Elon Musk’s xAI has just launched Grok 4, the latest and most advanced version of its language model—and it’s already making waves in the AI world. Touted as a major leap forward, Grok 4 has earned praise for surpassing some of the industry’s most established models, including OpenAI’s GPT-4 and Google’s Gemini 2.5 Pro, on a number of competitive benchmarks.
A New Benchmark Leader
During a recent launch event, Elon Musk described Grok 4 as “smarter than most graduate students across disciplines.” Backing up that bold claim is Grok 4’s strong showing on rigorous benchmark tests. The model achieved a standout score of 26.9% on “Humanity’s Last Exam”—a notoriously difficult test evaluating academic-level knowledge in areas like physics, biology, and computer science. That score places Grok 4 ahead of Gemini 2.5 Pro (21.6%) and GPT-4 (around 20%).
Even more impressive was the Grok 4 Heavy variant. By using a multi-agent architecture, where multiple AI models collaborate and refine answers, it scored 50.7% with tools like code interpreters and web access. This collective approach enables better reasoning, planning, and decision-making—offering a glimpse of how future AI models might work in teams.
Smarter Training: Reinforcement Learning with Verifiable Rewards (RLVW)
What sets Grok 4 apart isn’t just raw power, but how it’s trained. Using a technique called Reinforcement Learning with Verifiable Rewards (RLVW), the model learns from tasks with clear right or wrong answers. This approach is particularly effective in building logical reasoning and problem-solving abilities.
Engineers from xAI even noted that they were running out of standard training problems, suggesting that future models might learn directly from real-world environments for endless feedback.
ARC-AGI and the Fluid Intelligence Leap
Another benchmark where Grok 4 shines is ARC-AGI V2, which tests abstract reasoning and pattern recognition—challenges that many AIs still struggle with. Grok 4 scored 15.9%, nearly doubling the previous best score of 8% by Opus 4.
According to ARC Prize founder Greg Kamradt, that result shows Grok 4 is beginning to exhibit signs of fluid intelligence, something previously unseen at this level in AI models.
Real-World Tasks: From Math to Game Design
Beyond academic benchmarks, Grok 4 impressed with practical tasks too:
Math Arena: Scored 96.7%, the highest so far.
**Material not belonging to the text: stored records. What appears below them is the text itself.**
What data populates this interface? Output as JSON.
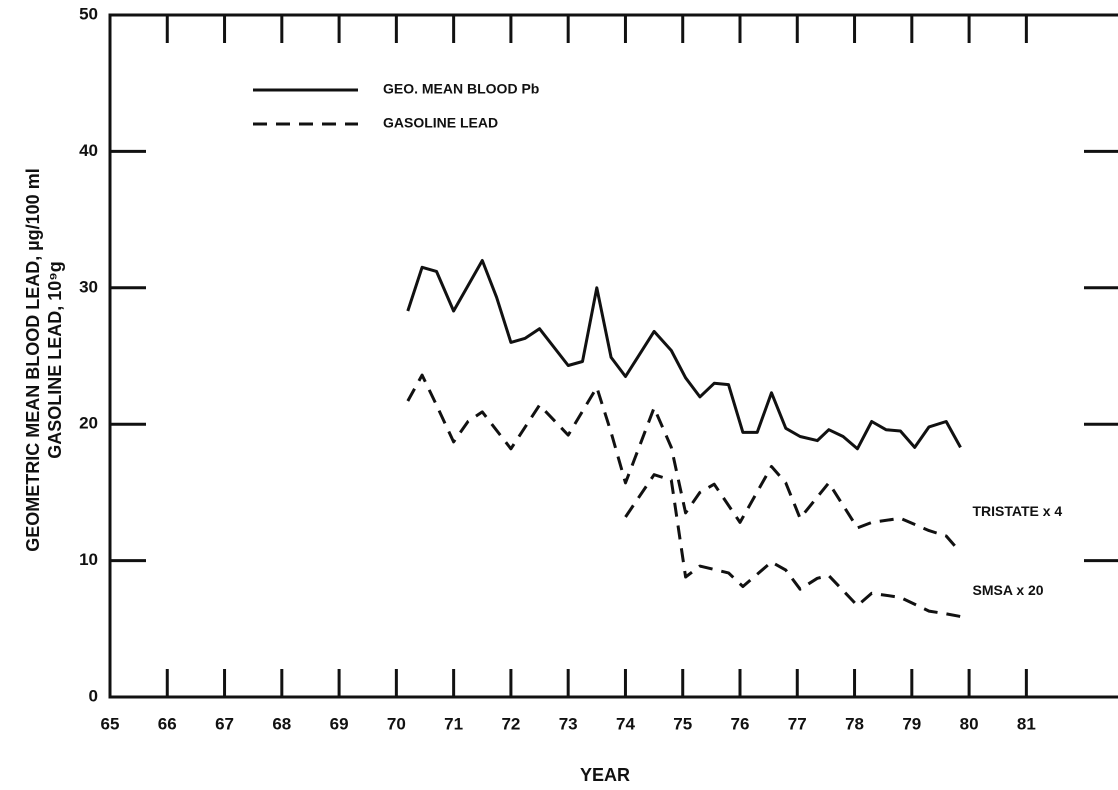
{
  "chart_data": {
    "type": "line",
    "x_label": "YEAR",
    "y_label": [
      "GEOMETRIC MEAN BLOOD LEAD, µg/100 ml",
      "GASOLINE LEAD, 10⁹g"
    ],
    "xlim": [
      65,
      82.6
    ],
    "ylim": [
      0,
      50
    ],
    "xticks": [
      65,
      66,
      67,
      68,
      69,
      70,
      71,
      72,
      73,
      74,
      75,
      76,
      77,
      78,
      79,
      80,
      81
    ],
    "yticks": [
      0,
      10,
      20,
      30,
      40,
      50
    ],
    "legend_extra": {
      "label": "GASOLINE LEAD",
      "dashed": true
    },
    "series": [
      {
        "name": "GEO. MEAN BLOOD Pb",
        "color": "#111111",
        "dashed": false,
        "in_legend": true,
        "x": [
          70.2,
          70.45,
          70.7,
          71.0,
          71.5,
          71.75,
          72.0,
          72.25,
          72.5,
          73.0,
          73.25,
          73.5,
          73.75,
          74.0,
          74.5,
          74.8,
          75.05,
          75.3,
          75.55,
          75.8,
          76.05,
          76.3,
          76.55,
          76.8,
          77.05,
          77.35,
          77.55,
          77.8,
          78.05,
          78.3,
          78.55,
          78.8,
          79.05,
          79.3,
          79.6,
          79.85
        ],
        "values": [
          28.3,
          31.5,
          31.2,
          28.3,
          32.0,
          29.3,
          26.0,
          26.3,
          27.0,
          24.3,
          24.6,
          30.0,
          24.9,
          23.5,
          26.8,
          25.4,
          23.4,
          22.0,
          23.0,
          22.9,
          19.4,
          19.4,
          22.3,
          19.7,
          19.1,
          18.8,
          19.6,
          19.1,
          18.2,
          20.2,
          19.6,
          19.5,
          18.3,
          19.8,
          20.2,
          18.3
        ]
      },
      {
        "name": "TRISTATE x 4",
        "color": "#111111",
        "dashed": true,
        "in_legend": false,
        "x": [
          70.2,
          70.45,
          70.7,
          71.0,
          71.25,
          71.5,
          72.0,
          72.5,
          73.0,
          73.5,
          73.75,
          74.0,
          74.5,
          74.8,
          75.05,
          75.3,
          75.55,
          76.0,
          76.55,
          76.8,
          77.05,
          77.55,
          78.05,
          78.3,
          78.8,
          79.3,
          79.6,
          79.85
        ],
        "values": [
          21.7,
          23.6,
          21.4,
          18.7,
          20.2,
          20.9,
          18.2,
          21.4,
          19.2,
          22.7,
          19.4,
          15.7,
          21.2,
          18.3,
          13.5,
          15.0,
          15.6,
          12.8,
          16.9,
          15.7,
          13.1,
          15.7,
          12.4,
          12.8,
          13.1,
          12.2,
          11.8,
          10.6
        ]
      },
      {
        "name": "SMSA x 20",
        "color": "#111111",
        "dashed": true,
        "in_legend": false,
        "x": [
          74.0,
          74.5,
          74.8,
          75.05,
          75.3,
          75.8,
          76.05,
          76.3,
          76.55,
          76.8,
          77.05,
          77.35,
          77.55,
          78.05,
          78.3,
          78.8,
          79.3,
          79.6,
          79.85
        ],
        "values": [
          13.2,
          16.3,
          15.9,
          8.8,
          9.6,
          9.1,
          8.1,
          9.0,
          9.9,
          9.3,
          7.9,
          8.7,
          8.9,
          6.7,
          7.6,
          7.3,
          6.3,
          6.1,
          5.9
        ]
      }
    ]
  }
}
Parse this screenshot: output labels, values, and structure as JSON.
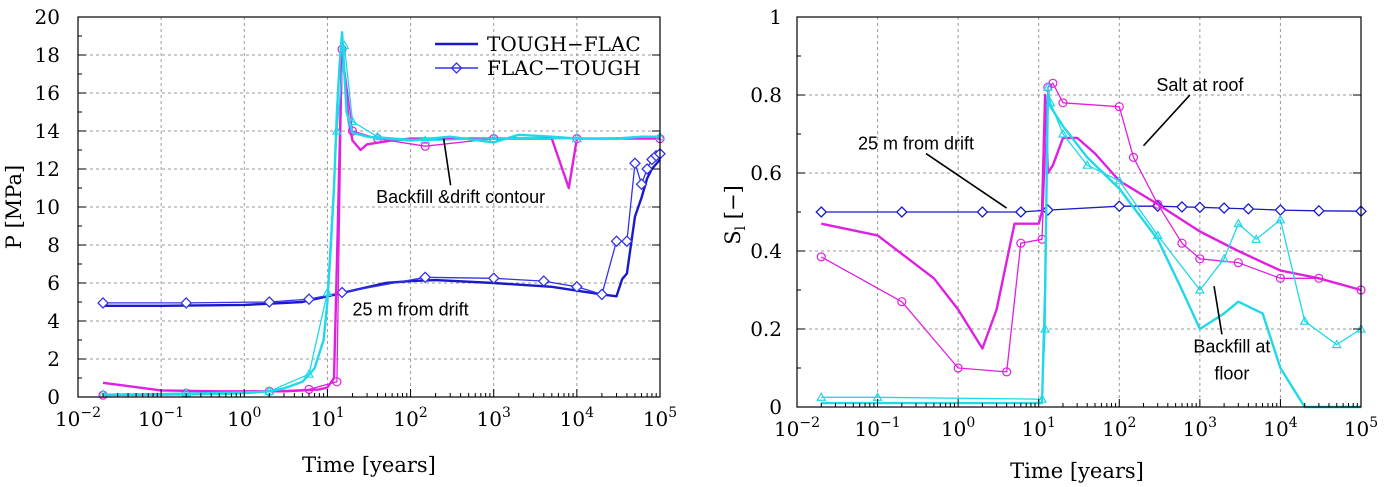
{
  "chart_data": [
    {
      "type": "line",
      "title": "",
      "xlabel": "Time [years]",
      "ylabel": "P [MPa]",
      "xscale": "log",
      "xlim": [
        0.01,
        100000
      ],
      "ylim": [
        0,
        20
      ],
      "xticks": [
        {
          "value": 0.01,
          "base": "10",
          "exp": "−2"
        },
        {
          "value": 0.1,
          "base": "10",
          "exp": "−1"
        },
        {
          "value": 1,
          "base": "10",
          "exp": "0"
        },
        {
          "value": 10,
          "base": "10",
          "exp": "1"
        },
        {
          "value": 100,
          "base": "10",
          "exp": "2"
        },
        {
          "value": 1000,
          "base": "10",
          "exp": "3"
        },
        {
          "value": 10000,
          "base": "10",
          "exp": "4"
        },
        {
          "value": 100000,
          "base": "10",
          "exp": "5"
        }
      ],
      "yticks": [
        0,
        2,
        4,
        6,
        8,
        10,
        12,
        14,
        16,
        18,
        20
      ],
      "grid": true,
      "legend": {
        "position": "top-right",
        "entries": [
          {
            "label": "TOUGH−FLAC",
            "color": "#1a1acc",
            "marker": "none"
          },
          {
            "label": "FLAC−TOUGH",
            "color": "#3333ee",
            "marker": "diamond"
          }
        ]
      },
      "annotations": [
        {
          "text": "Backfill &drift contour",
          "x": 400,
          "y": 10.2,
          "pointer_to": [
            250,
            13.6
          ]
        },
        {
          "text": "25 m from drift",
          "x": 100,
          "y": 4.3
        }
      ],
      "series": [
        {
          "name": "TOUGH−FLAC",
          "color": "#1a1acc",
          "marker": "none",
          "x": [
            0.02,
            0.1,
            1,
            5,
            10,
            20,
            50,
            100,
            200,
            1000,
            5000,
            20000,
            30000,
            35000,
            40000,
            50000,
            60000,
            70000,
            80000,
            100000
          ],
          "y": [
            4.8,
            4.8,
            4.85,
            5.0,
            5.3,
            5.6,
            6.0,
            6.1,
            6.15,
            6.0,
            5.8,
            5.4,
            5.3,
            6.2,
            6.5,
            9.5,
            10.5,
            11.5,
            12.0,
            12.5
          ]
        },
        {
          "color": "#3333ee",
          "marker": "diamond",
          "x": [
            0.02,
            0.2,
            2,
            6,
            15,
            150,
            1000,
            4000,
            10000,
            20000,
            30000,
            40000,
            50000,
            60000,
            70000,
            80000,
            90000,
            100000
          ],
          "y": [
            4.95,
            4.95,
            5.0,
            5.15,
            5.5,
            6.3,
            6.25,
            6.1,
            5.8,
            5.4,
            8.2,
            8.2,
            12.3,
            11.2,
            12.0,
            12.5,
            12.7,
            12.8
          ]
        },
        {
          "color": "#e020e0",
          "marker": "none",
          "x": [
            0.02,
            0.1,
            0.5,
            1,
            3,
            5,
            8,
            10,
            12,
            13,
            15,
            18,
            20,
            25,
            30,
            60,
            100,
            300,
            1000,
            5000,
            8000,
            10000,
            30000,
            100000
          ],
          "y": [
            0.75,
            0.35,
            0.3,
            0.3,
            0.3,
            0.35,
            0.4,
            0.5,
            1.0,
            7.0,
            18.5,
            14.5,
            13.5,
            13.0,
            13.3,
            13.5,
            13.6,
            13.6,
            13.6,
            13.6,
            11.0,
            13.6,
            13.6,
            13.6
          ]
        },
        {
          "color": "#e020e0",
          "marker": "circle",
          "x": [
            0.02,
            0.2,
            2,
            6,
            13,
            15,
            20,
            40,
            150,
            1000,
            10000,
            100000
          ],
          "y": [
            0.1,
            0.2,
            0.3,
            0.4,
            0.8,
            18.3,
            14.0,
            13.6,
            13.2,
            13.6,
            13.6,
            13.6
          ]
        },
        {
          "color": "#20d8e8",
          "marker": "none",
          "x": [
            0.02,
            0.1,
            0.5,
            1,
            2,
            3,
            5,
            7,
            9,
            10,
            11,
            12,
            13,
            14,
            15,
            17,
            20,
            25,
            30,
            50,
            100,
            300,
            1000,
            2000,
            5000,
            10000,
            30000,
            60000,
            100000
          ],
          "y": [
            0.1,
            0.12,
            0.15,
            0.2,
            0.3,
            0.45,
            0.8,
            1.5,
            3.0,
            5.0,
            8.0,
            11.0,
            15.0,
            17.5,
            19.2,
            15.0,
            13.9,
            13.8,
            13.7,
            13.6,
            13.5,
            13.7,
            13.4,
            13.8,
            13.7,
            13.6,
            13.6,
            13.7,
            13.7
          ]
        },
        {
          "color": "#20d8e8",
          "marker": "triangle",
          "x": [
            0.02,
            0.2,
            2,
            6,
            10,
            13,
            16,
            20,
            40,
            150,
            1000,
            10000,
            100000
          ],
          "y": [
            0.15,
            0.2,
            0.3,
            1.2,
            5.5,
            14.0,
            18.5,
            14.5,
            13.7,
            13.5,
            13.6,
            13.6,
            13.7
          ]
        }
      ]
    },
    {
      "type": "line",
      "title": "",
      "xlabel": "Time [years]",
      "ylabel": "S",
      "ylabel_sub": "l",
      "ylabel_unit": " [−]",
      "xscale": "log",
      "xlim": [
        0.01,
        100000
      ],
      "ylim": [
        0,
        1
      ],
      "xticks": [
        {
          "value": 0.01,
          "base": "10",
          "exp": "−2"
        },
        {
          "value": 0.1,
          "base": "10",
          "exp": "−1"
        },
        {
          "value": 1,
          "base": "10",
          "exp": "0"
        },
        {
          "value": 10,
          "base": "10",
          "exp": "1"
        },
        {
          "value": 100,
          "base": "10",
          "exp": "2"
        },
        {
          "value": 1000,
          "base": "10",
          "exp": "3"
        },
        {
          "value": 10000,
          "base": "10",
          "exp": "4"
        },
        {
          "value": 100000,
          "base": "10",
          "exp": "5"
        }
      ],
      "yticks": [
        0,
        0.2,
        0.4,
        0.6,
        0.8,
        1
      ],
      "ytick_labels": [
        "0",
        "0.2",
        "0.4",
        "0.6",
        "0.8",
        "1"
      ],
      "grid": true,
      "annotations": [
        {
          "text": "Salt at roof",
          "x": 1000,
          "y": 0.81,
          "pointer_to": [
            200,
            0.67
          ]
        },
        {
          "text": "25 m from drift",
          "x": 0.3,
          "y": 0.66,
          "pointer_to": [
            4,
            0.51
          ]
        },
        {
          "text": "Backfill at",
          "x": 2500,
          "y": 0.14,
          "pointer_to": [
            1500,
            0.31
          ]
        },
        {
          "text": "floor",
          "x": 2500,
          "y": 0.07
        }
      ],
      "series": [
        {
          "color": "#1a1acc",
          "marker": "diamond",
          "x": [
            0.02,
            0.2,
            2,
            6,
            13,
            100,
            300,
            600,
            1000,
            2000,
            4000,
            10000,
            30000,
            100000
          ],
          "y": [
            0.5,
            0.5,
            0.5,
            0.5,
            0.505,
            0.515,
            0.515,
            0.513,
            0.512,
            0.51,
            0.508,
            0.505,
            0.503,
            0.502
          ]
        },
        {
          "color": "#e020e0",
          "marker": "none",
          "x": [
            0.02,
            0.1,
            0.5,
            1,
            2,
            3,
            5,
            6,
            10,
            11,
            12,
            13,
            15,
            20,
            30,
            50,
            100,
            300,
            1000,
            3000,
            10000,
            30000,
            100000
          ],
          "y": [
            0.47,
            0.44,
            0.33,
            0.25,
            0.15,
            0.25,
            0.47,
            0.47,
            0.47,
            0.5,
            0.8,
            0.6,
            0.62,
            0.69,
            0.69,
            0.65,
            0.58,
            0.52,
            0.45,
            0.4,
            0.35,
            0.33,
            0.3
          ]
        },
        {
          "color": "#e020e0",
          "marker": "circle",
          "x": [
            0.02,
            0.2,
            1,
            4,
            6,
            11,
            13,
            15,
            20,
            100,
            150,
            300,
            600,
            1000,
            3000,
            10000,
            30000,
            100000
          ],
          "y": [
            0.385,
            0.27,
            0.1,
            0.09,
            0.42,
            0.43,
            0.82,
            0.83,
            0.78,
            0.77,
            0.64,
            0.52,
            0.42,
            0.38,
            0.37,
            0.33,
            0.33,
            0.3
          ]
        },
        {
          "color": "#20d8e8",
          "marker": "none",
          "x": [
            0.02,
            0.1,
            11,
            12,
            13,
            14,
            20,
            40,
            100,
            300,
            600,
            1000,
            2000,
            3000,
            6000,
            10000,
            20000,
            100000
          ],
          "y": [
            0.01,
            0.01,
            0.01,
            0.3,
            0.8,
            0.77,
            0.72,
            0.64,
            0.56,
            0.43,
            0.3,
            0.2,
            0.24,
            0.27,
            0.24,
            0.1,
            0.0,
            0.0
          ]
        },
        {
          "color": "#20d8e8",
          "marker": "triangle",
          "x": [
            0.02,
            0.1,
            11,
            12,
            13,
            14,
            20,
            40,
            100,
            300,
            1000,
            2000,
            3000,
            5000,
            10000,
            20000,
            50000,
            100000
          ],
          "y": [
            0.025,
            0.025,
            0.02,
            0.2,
            0.82,
            0.78,
            0.7,
            0.62,
            0.58,
            0.44,
            0.3,
            0.38,
            0.47,
            0.43,
            0.48,
            0.22,
            0.16,
            0.2
          ]
        }
      ]
    }
  ]
}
Graduate-Level QA (GPQA): 88.9%
USA Math Olympiad: 79.4%
AI & ML 2025 Challenge: Perfect 100%
Grok 4 also topped the VendingBench simulation, which evaluates long-term decision-making in a constrained environment. The model earned a virtual net worth of $4,700, easily surpassing GPT-3.5 ($1,800) and even outperforming human test subjects ($844). This shows Grok 4’s ability to manage resources, forecast outcomes, and adapt to unpredictable inputs.
Can It Code and Create?
Yes, and fast. One engineer from xAI used Grok 4 to build a fully functional first-person shooter game in just four hours. The model handled everything from asset generation to gameplay logic and visuals, significantly reducing development time.
These capabilities support Musk’s earlier claim that future AI will build entire AAA games. While this isn’t quite there yet, it’s certainly a step in that direction.
Multimodal Reasoning and Web Access
Grok 4 supports real-time internet access, multimodal inputs, and a 256K context window, allowing it to manage longer conversations and complex reasoning chains. It also includes enterprise-level security, making it suitable for businesses as well as researchers.
Pricing is straightforward:
Grok 4: $30/month
Grok 4 Heavy: $300/month or $3,000/year
What About AGI?
Despite the buzz, Grok 4 isn’t Artificial General Intelligence (AGI). While it excels in structured tasks like math, logic, and code, it still lacks core AGI traits—such as self-directed learning, awareness, and goal-setting.
Critics also pointed out that Grok 4 struggles with visual understanding and spatial reasoning, and like other LLMs, it is prone to hallucinations—confidently generating inaccurate responses.
Even Elon Musk clarified that his “graduate student intelligence” comment referred specifically to Grok 4’s test scores, not real-world decision-making or autonomy.
What’s Next for xAI?
According to Musk, xAI is already training its next-generation model, Foundation v7. Upcoming plans include:
A code-specialized model in August
A multimodal agent in September
A video generation model in October
Final Thoughts
Grok 4 has firmly established xAI as a serious competitor in the global AI race. With high scores across multiple domains, an innovative training approach, and powerful multi-agent teamwork in Grok 4 Heavy, the model proves that xAI is capable of developing cutting-edge AI.
That said, Grok 4 is not AGI—but it’s one of the clearest signs yet that we’re moving closer to that frontier.